Science and fandom don’t mix.
The problem with reputation though, is that people stop questioning A-listers. They’re no longer required to produce data or backup their claims. While they’ve deserved that right, it’s not good for science. A-listers and SEO rockstars can be wrong too. Nobody’s perfect. Just look at how many advocated pagerank sculpting several months after Google quietly changed how nofollow worked. (then, look at how many refused to admit they were wrong.)
Pay attention next time Danny Sullivan or Lisa Barone write a blog post. Almost instantly they’ll get 10-12 retweets. (and usually, they deserve them too as they write awesome stuff.) The problem here isn’t the retweets, it’s the amount of people who retweet before they actually had time to read the blog post. If retweets are the social equivalent to links on web pages, then so many people are turning their twitter feeds into free-for-all directories. You wouldn’t recommend a doctor that you’ve never visited, why would you recommend a blog post that you haven’t read? What if Danny’s blog had been hacked to include a Viagra post? I bet he’d still get several blind retweets. Stuff like that doesn’t help SEO get taken seriously as a science.
sometimes in SEO it doesn’t matter what you’re saying, simply how loud you say it.
We’ve all heard that the squeaky wheel gets the grease, but in SEO it’s the loudest shouter who gets the attention. Usually, those shouting loud know their shit, but not always. It’s important for SEO that we still continue to scrutinize and think critically about what people are saying – no matter who’s saying it.

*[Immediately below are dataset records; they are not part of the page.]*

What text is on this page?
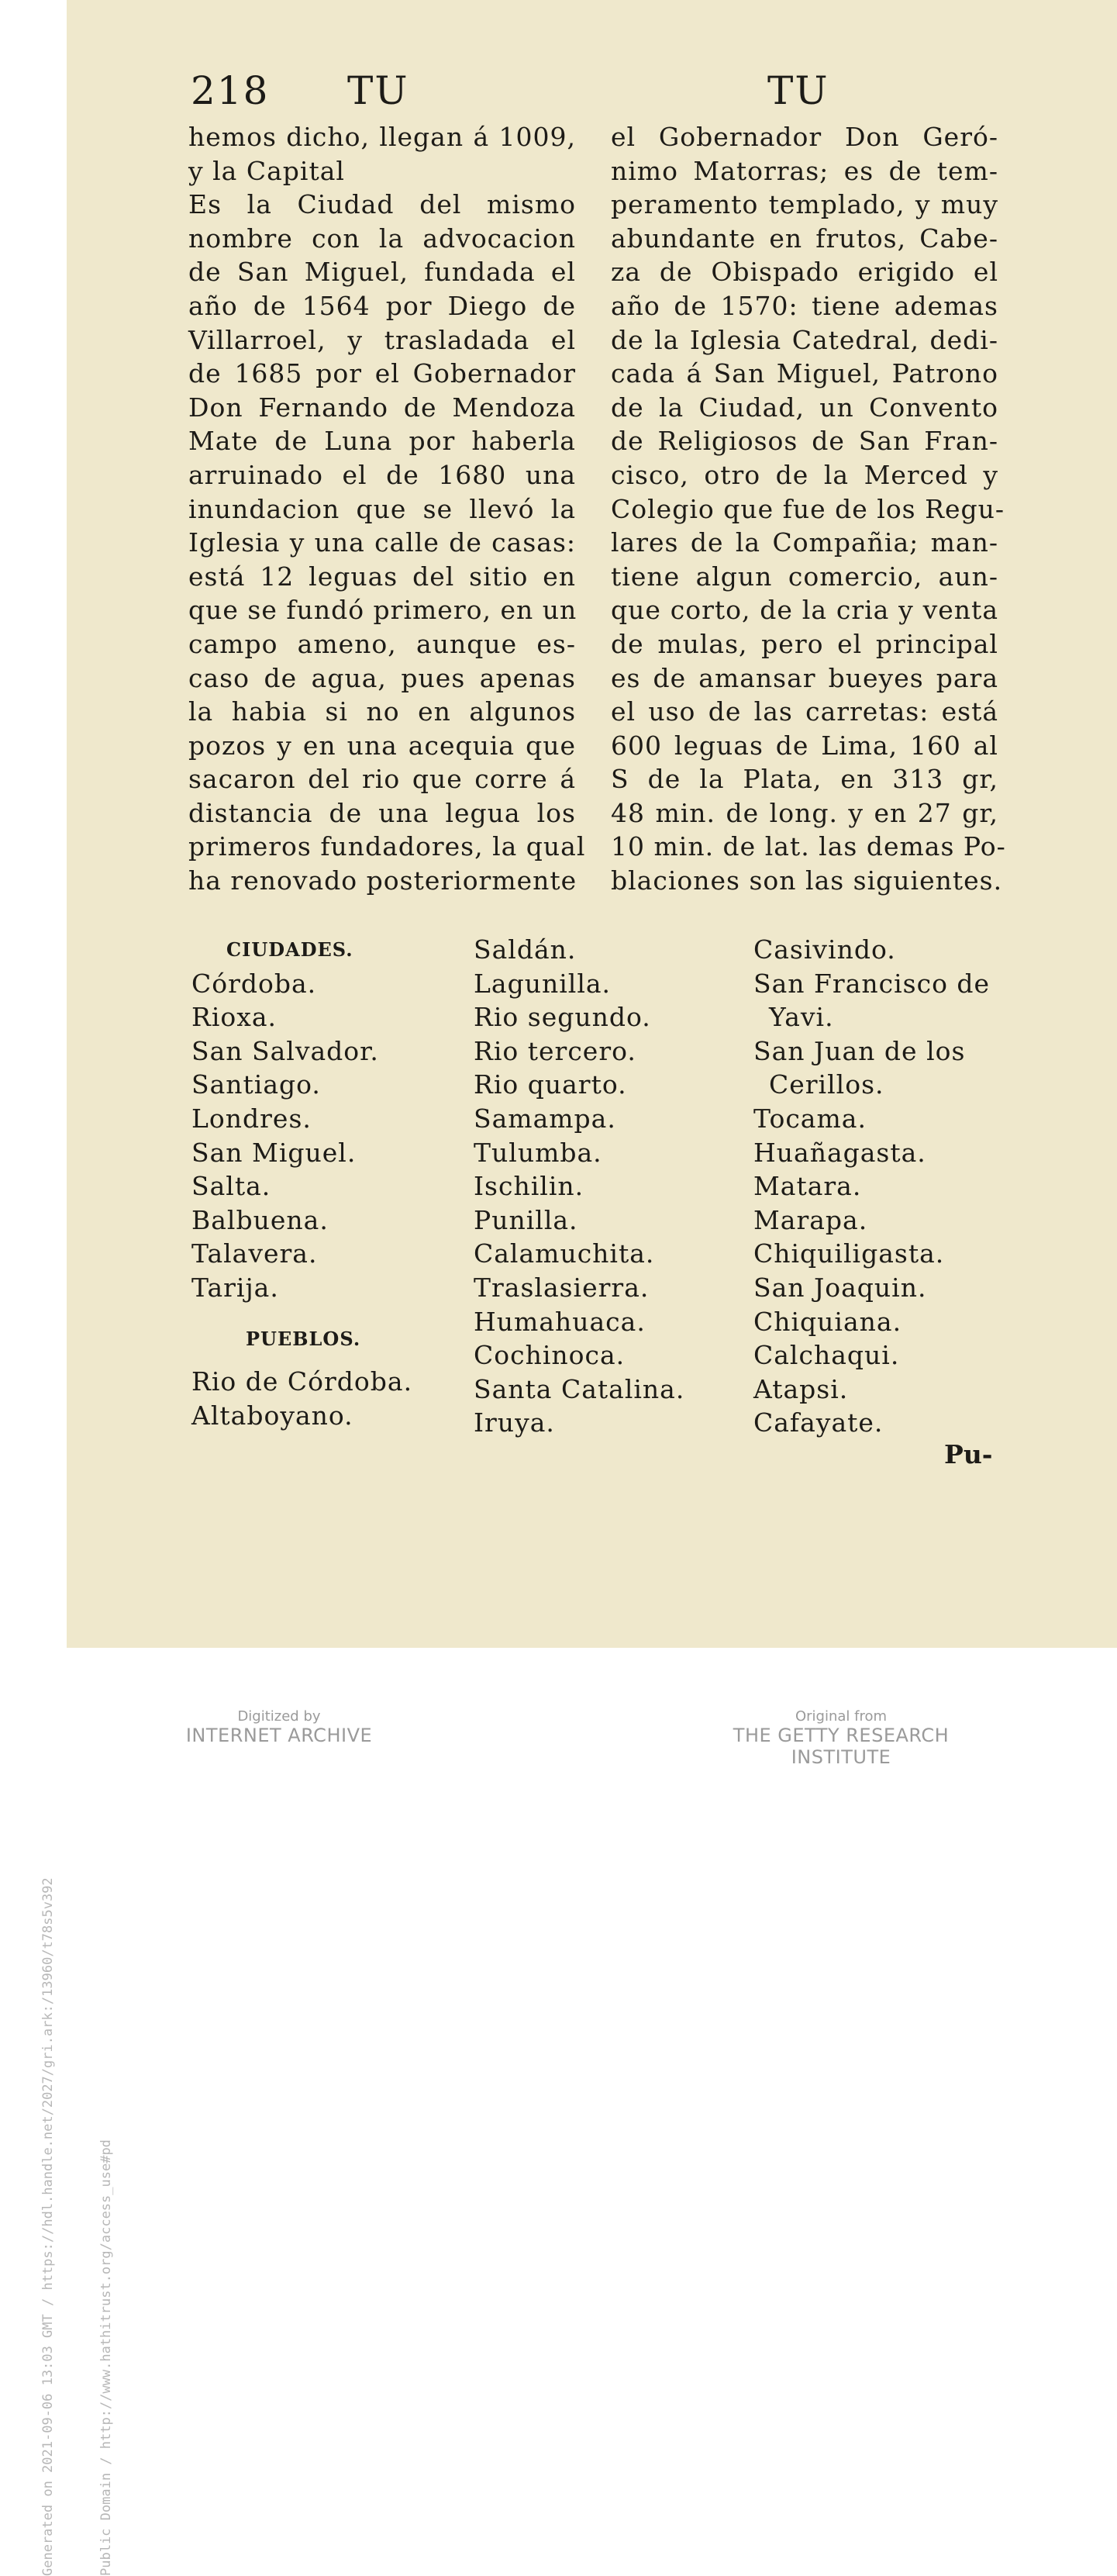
Generated on 2021-09-06 13:03 GMT / https://hdl.handle.net/2027/gri.ark:/13960/t78s5v392

	Public Domain / http://www.hathitrust.org/access_use#pd

218 TU	TU
hemos dicho, llegan á 1009,
y la Capital
Es la Ciudad del mismo
nombre con la advocacion
de San Miguel, fundada el
año de 1564 por Diego de
Villarroel, y trasladada el
de 1685 por el Gobernador
Don Fernando de Mendoza
Mate de Luna por haberla
arruinado el de 1680 una
inundacion que se llevó la
Iglesia y una calle de casas:
está 12 leguas del sitio en
que se fundó primero, en un
campo ameno, aunque es-
caso de agua, pues apenas
la habia si no en algunos
pozos y en una acequia que
sacaron del rio que corre á
distancia de una legua los
primeros fundadores, la qual
ha renovado posteriormente
el Gobernador Don Geró-
nimo Matorras; es de tem-
peramento templado, y muy
abundante en frutos, Cabe-
za de Obispado erigido el
año de 1570: tiene ademas
de la Iglesia Catedral, dedi-
cada á San Miguel, Patrono
de la Ciudad, un Convento
de Religiosos de San Fran-
cisco, otro de la Merced y
Colegio que fue de los Regu-
lares de la Compañia; man-
tiene algun comercio, aun-
que corto, de la cria y venta
de mulas, pero el principal
es de amansar bueyes para
el uso de las carretas: está
600 leguas de Lima, 160 al
S de la Plata, en 313 gr,
48 min. de long. y en 27 gr,
10 min. de lat. las demas Po-
blaciones son las siguientes.
CIUDADES.
Córdoba.
Rioxa.
San Salvador.
Santiago.
Londres.
San Miguel.
Salta.
Balbuena.
Talavera.
Tarija.
PUEBLOS.
Rio de Córdoba.
Altaboyano.
Saldán.
Lagunilla.
Rio segundo.
Rio tercero.
Rio quarto.
Samampa.
Tulumba.
Ischilin.
Punilla.
Calamuchita.
Traslasierra.
Humahuaca.
Cochinoca.
Santa Catalina.
Iruya.
Casivindo.
San Francisco de
Yavi.
San Juan de los
Cerillos.
Tocama.
Huañagasta.
Matara.
Marapa.
Chiquiligasta.
San Joaquin.
Chiquiana.
Calchaqui.
Atapsi.
Cafayate.
Pu-
Digitized by
INTERNET ARCHIVE
Original from
THE GETTY RESEARCH INSTITUTE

Everybody makes mistakes.
When we’re dealing with over 200 inputs like in SEO, it’s very easy to mix signals, miss relationships, or confuse correlation and causation. Rather than simply making claims, we as an industry need to focus on becoming more scientific. Don’t be afraid to run tests, share your data, and discuss methodologies. You may be right, you may be wrong, but either way you’ll be starting a scientific discussion in which everyone is bound to learn something – and that will make us all better SEOs.
SEO in its current form is not science. It’s starting to be though. Several great people and companies are attempting to put the science back in SEO, and I’m excited to see where our industry can go once more people get on board.